Instructions for using the heterogeneity test

First, rename the text file you've downloaded from make_trees.txt to make_trees.pl in order to run it on your computer.

In order to run the program you need to supply four simple numbers:

1. Number of sampled sequences/chromosomes (designated "s")
2. Number of segregating sites of your putatively neutral class (Synonymous mutations would be an obvious choice, but you could use others like non-binding sites in promoters; designated "mut_1")
3. Number of seg. sites of your selected class (usually nonsynonymous, but could be e.g. binding sites; designated "mut_2")
4. Difference in D values.  The perl program will run with either Tajima's D or Fu and Li's D, and you need to get those values for your neutral and selected classes separately and then the difference = (Dneutral - Dselected). (designated "observed")
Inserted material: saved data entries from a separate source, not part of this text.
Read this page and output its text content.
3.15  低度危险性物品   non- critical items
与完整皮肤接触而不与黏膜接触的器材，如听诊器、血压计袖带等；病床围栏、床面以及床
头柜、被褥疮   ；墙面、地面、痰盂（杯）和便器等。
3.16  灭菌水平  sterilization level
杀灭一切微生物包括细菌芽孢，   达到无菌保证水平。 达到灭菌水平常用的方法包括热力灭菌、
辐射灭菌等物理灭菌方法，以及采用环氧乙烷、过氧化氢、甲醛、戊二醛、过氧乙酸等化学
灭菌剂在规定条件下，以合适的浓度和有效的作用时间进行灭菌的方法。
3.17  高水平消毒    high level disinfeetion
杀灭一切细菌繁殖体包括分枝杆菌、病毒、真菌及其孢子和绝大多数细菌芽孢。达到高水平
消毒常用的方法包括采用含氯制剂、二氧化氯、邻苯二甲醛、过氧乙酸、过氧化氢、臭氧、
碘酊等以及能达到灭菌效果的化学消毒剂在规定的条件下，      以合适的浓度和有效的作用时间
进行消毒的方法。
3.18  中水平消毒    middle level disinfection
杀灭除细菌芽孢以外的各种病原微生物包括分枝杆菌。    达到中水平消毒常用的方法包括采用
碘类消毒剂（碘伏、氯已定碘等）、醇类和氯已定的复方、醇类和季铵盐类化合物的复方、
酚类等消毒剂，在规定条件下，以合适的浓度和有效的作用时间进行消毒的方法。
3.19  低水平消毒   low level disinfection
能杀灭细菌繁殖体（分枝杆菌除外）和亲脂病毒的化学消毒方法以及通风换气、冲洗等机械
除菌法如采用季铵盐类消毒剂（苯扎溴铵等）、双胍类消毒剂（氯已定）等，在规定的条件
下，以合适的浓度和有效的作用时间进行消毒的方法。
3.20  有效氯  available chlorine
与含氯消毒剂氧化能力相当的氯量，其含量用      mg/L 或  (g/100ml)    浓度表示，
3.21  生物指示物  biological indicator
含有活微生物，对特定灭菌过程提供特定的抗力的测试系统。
So the simple command line argument (in Unix) looks like this ("i" is the number of iterations you want it to run):

perl make_trees.pl  -s 10  -mut_1 10  -mut_2 5  -observed 1.2  -i 1000  -method tajimaD

The other method is called "fuD".  The output line will be a bit confusing at first.  The thing you want to know is the "index".  This tells you where in the distribution your observed is closest to (actually, just smaller than).  One output line from the above input looks like this:

index 941 value=1.2099 out of 1000 total (obs=1.2000)

So the p-value is [(total-index)/total] (=.059) for a one-tailed test.

***This test should probably now be considered a two-tailed test.  Whereas the original paper did not consider this biologically plausible, it has now been shown that balancing selection on selected mutations may lead to a significantly higher value of Tajima's or Fu and Li's D for this class of mutations.  This means that p-values should now be computed as [2*(total-index)/total] for the example above and, if you get a value in the other extreme (i.e. the reported "index" is close to zero), the p-value should computed as [2*(index/total)].
 

Make sure you read the paper and know what the program does before running it!